8 novembre 2008 — Nous publions ci-dessous le “Manifeste anti-crise”, mis en ligne le 1er novembre 2008 sur le site Europe Solidaire.eu, signé par Jean Paul Baquiast et Christophe Jacquemin. Ce document nous importe, notamment et d’abord dans la mesure des liens d’estime qui nous unissent à Jean Paul Baquiast, éditeur et animateur du site Europe Solidaire.eu.

Il est intéressant que le temps soit celui de cette sorte de “manifeste” portant sur un sujet aussi vague ou aussi vaste c’est selon, que “la crise”, c’est-à-dire un sujet dont le sérieux et l’importance du traitement dépendent effectivement du regard qu’on porte sur lui. A la lecture du texte de Baquiast et Jacquemin, on comprend que le regard ne lésine pas. Il s’agit de la crise “systémique” dans son sens le plus exact, c’est-à-dire la “crise systémique” en soi, – c’est-à-dire, en une expression qui dit tout, la crise de notre civilisation. Si la réflexion prend le biais de la crise financière, elle implique des propositions qui concernent l’organisation et le fonctionnement de notre civilisation, à partir de considérations qui concernent bien plus le destin du monde que le sort d’une théorie économique. (Par exemple, cette observation qui devrait conduire toute réflexion sur la crise tant elle est fondamentale, qui concerne un vice fondamental de la pensée politique dominante: «Penser que la croissance des consommations publiques et privées peut se poursuivre indéfiniment, alors que les ressources sont limitées et que les déchets s'accumulent.»)

D’où ce paradoxe bienvenu pour ce texte qui s’intitule “anti-crise” et qui, en fait, souhaite in fine et de façon affirmée à la fois que l’actuelle crise continue à se développer: «Nous estimons qu'il est bon, dans une large mesure et malgré les dégâts, que cette crise résiste aux mesures actuellement décidées pour la combattre, car elle obligera les Etats à s'attaquer aux deux causes majeures de la crise, résumées ci-dessus: libéralisme et croissance des consommations.» Cette conception est complètement la nôtre, la crise devant être considérée non comme un accident malheureux mais comme un déchaînement nécessaire de contraintes absurdes et malfaisantes, qui nous sont autant de chaînes. Cette idée est complètement essentielle, et le paradoxe, – volontaire ou non, qu’importe, – consistant à proposer un “manifeste anti-crise” dont la première prescription est de souhaiter le développement et l’aggravation de la crise générale en cours est une bonne mesure de l’exacte compréhension par ses auteurs de ce qu’on désigne en général comme “l’enjeu de la crise”.

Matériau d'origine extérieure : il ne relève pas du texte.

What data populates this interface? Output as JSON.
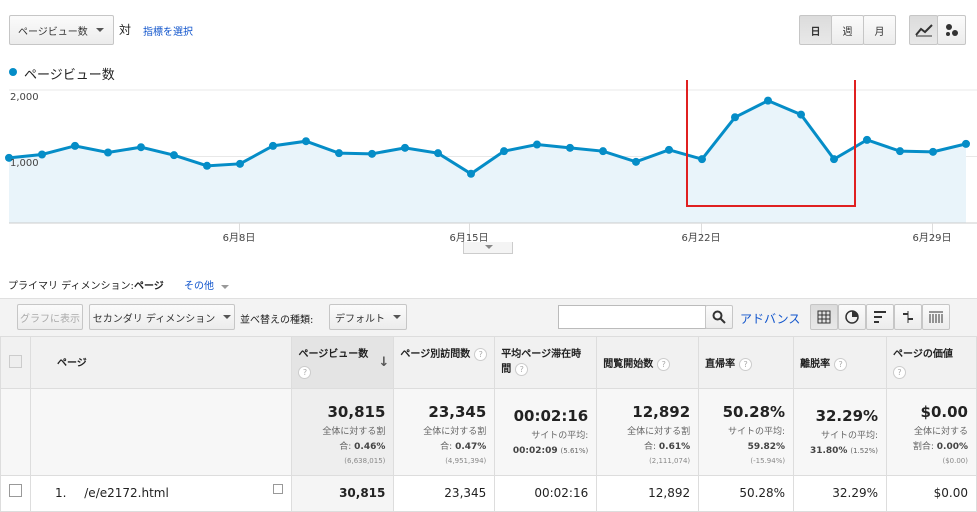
{
  "toolbar": {
    "metric_select": "ページビュー数",
    "vs_label": "対",
    "select_metric_link": "指標を選択",
    "period": {
      "day": "日",
      "week": "週",
      "month": "月"
    }
  },
  "legend": {
    "series": "ページビュー数",
    "color": "#058dc7"
  },
  "chart_data": {
    "type": "area",
    "title": "",
    "series": [
      {
        "name": "ページビュー数",
        "values": [
          980,
          1030,
          1160,
          1060,
          1140,
          1020,
          860,
          890,
          1160,
          1230,
          1050,
          1040,
          1130,
          1050,
          740,
          1080,
          1180,
          1130,
          1080,
          920,
          1100,
          960,
          1590,
          1840,
          1630,
          960,
          1250,
          1080,
          1070,
          1190
        ]
      }
    ],
    "ylim": [
      0,
      2000
    ],
    "y_ticks": [
      "2,000",
      "1,000"
    ],
    "x_ticks": [
      "6月8日",
      "6月15日",
      "6月22日",
      "6月29日"
    ],
    "grid": true,
    "highlight_label": "red box around peak"
  },
  "dimension": {
    "label": "プライマリ ディメンション:",
    "selected": "ページ",
    "other": "その他"
  },
  "controls": {
    "plot_rows": "グラフに表示",
    "secondary_dimension": "セカンダリ ディメンション",
    "sort_label": "並べ替えの種類:",
    "sort_value": "デフォルト",
    "search_placeholder": "",
    "advanced": "アドバンス"
  },
  "table": {
    "columns": {
      "page": "ページ",
      "pageviews": "ページビュー数",
      "unique": "ページ別訪問数",
      "avg_time": "平均ページ滞在時間",
      "entrances": "閲覧開始数",
      "bounce": "直帰率",
      "exit": "離脱率",
      "value": "ページの価値"
    },
    "totals": {
      "pageviews": {
        "value": "30,815",
        "line1": "全体に対する割",
        "line2a": "合:",
        "line2b": "0.46%",
        "tiny": "(6,638,015)"
      },
      "unique": {
        "value": "23,345",
        "line1": "全体に対する割",
        "line2a": "合:",
        "line2b": "0.47%",
        "tiny": "(4,951,394)"
      },
      "avg_time": {
        "value": "00:02:16",
        "line1": "サイトの平均:",
        "line2a": "00:02:09",
        "line2b": "(5.61%)"
      },
      "entrances": {
        "value": "12,892",
        "line1": "全体に対する割",
        "line2a": "合:",
        "line2b": "0.61%",
        "tiny": "(2,111,074)"
      },
      "bounce": {
        "value": "50.28%",
        "line1": "サイトの平均:",
        "line2a": "59.82%",
        "tiny": "(-15.94%)"
      },
      "exit": {
        "value": "32.29%",
        "line1": "サイトの平均:",
        "line2a": "31.80%",
        "line2b": "(1.52%)"
      },
      "value": {
        "value": "$0.00",
        "line1": "全体に対する",
        "line2a": "割合:",
        "line2b": "0.00%",
        "tiny": "($0.00)"
      }
    },
    "rows": [
      {
        "num": "1.",
        "page": "/e/e2172.html",
        "pageviews": "30,815",
        "unique": "23,345",
        "avg_time": "00:02:16",
        "entrances": "12,892",
        "bounce": "50.28%",
        "exit": "32.29%",
        "value": "$0.00"
      }
    ]
  }
}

Nos lecteurs connaissent nos réticences habituelles devant les questions techniquement économiques, d’où cette même réticence pour discuter ou commenter d'une façon détaillée les différentes mesures que proposent les auteurs du manifeste. Nous ne sommes par contre pas indifférents aux principes qui guident leur pensée sur ces questions, et, notamment, l’évidence de l’orientation vers un retour fondamental du rôle de ce qu’on nomme l’Etat, qui est l'expression la plus courante de “la puissance publique”. L’“Etat” est une chose bien souvent imparfaite, pleine de défauts, d’injustices, de lourdeurs, etc., mais tout cela reste acceptable si c’est au nom de cette force fondamentalement structurante qu’il représente, qui est l’expression de la légitimité et l’application de la souveraineté qui en découle; et tout cela au nom d’une identité que l’Etat représente, dont les composants lui sont fournis par ses mandants. En retour, l’Etat, avec la légitimité et la souveraineté qu’il exprime grâce à la puissance identitaire qui lui a été fournie, donne à cette identité une force structurante dont profitent tous les citoyens.

Les travers de l’Etat sont des accidents dès lors que l’Etat représente ces principes structurants et les défend par le fait même. Le système qu’on a cherché à imposer de façon pressante depuis un quart de siècle tend, au contraire, à considérer l’Etat au mieux comme un outil subalterne s’il est privé de ses caractères constituants, au pire comme l’ennemi à abattre; ce système recèle ainsi une substance et des principes fondamentalement déstructurants, subversifs, dépourvus de toute légitimité, géniteurs naturels des tendances prédatrices que nous subissons sans discontinuer.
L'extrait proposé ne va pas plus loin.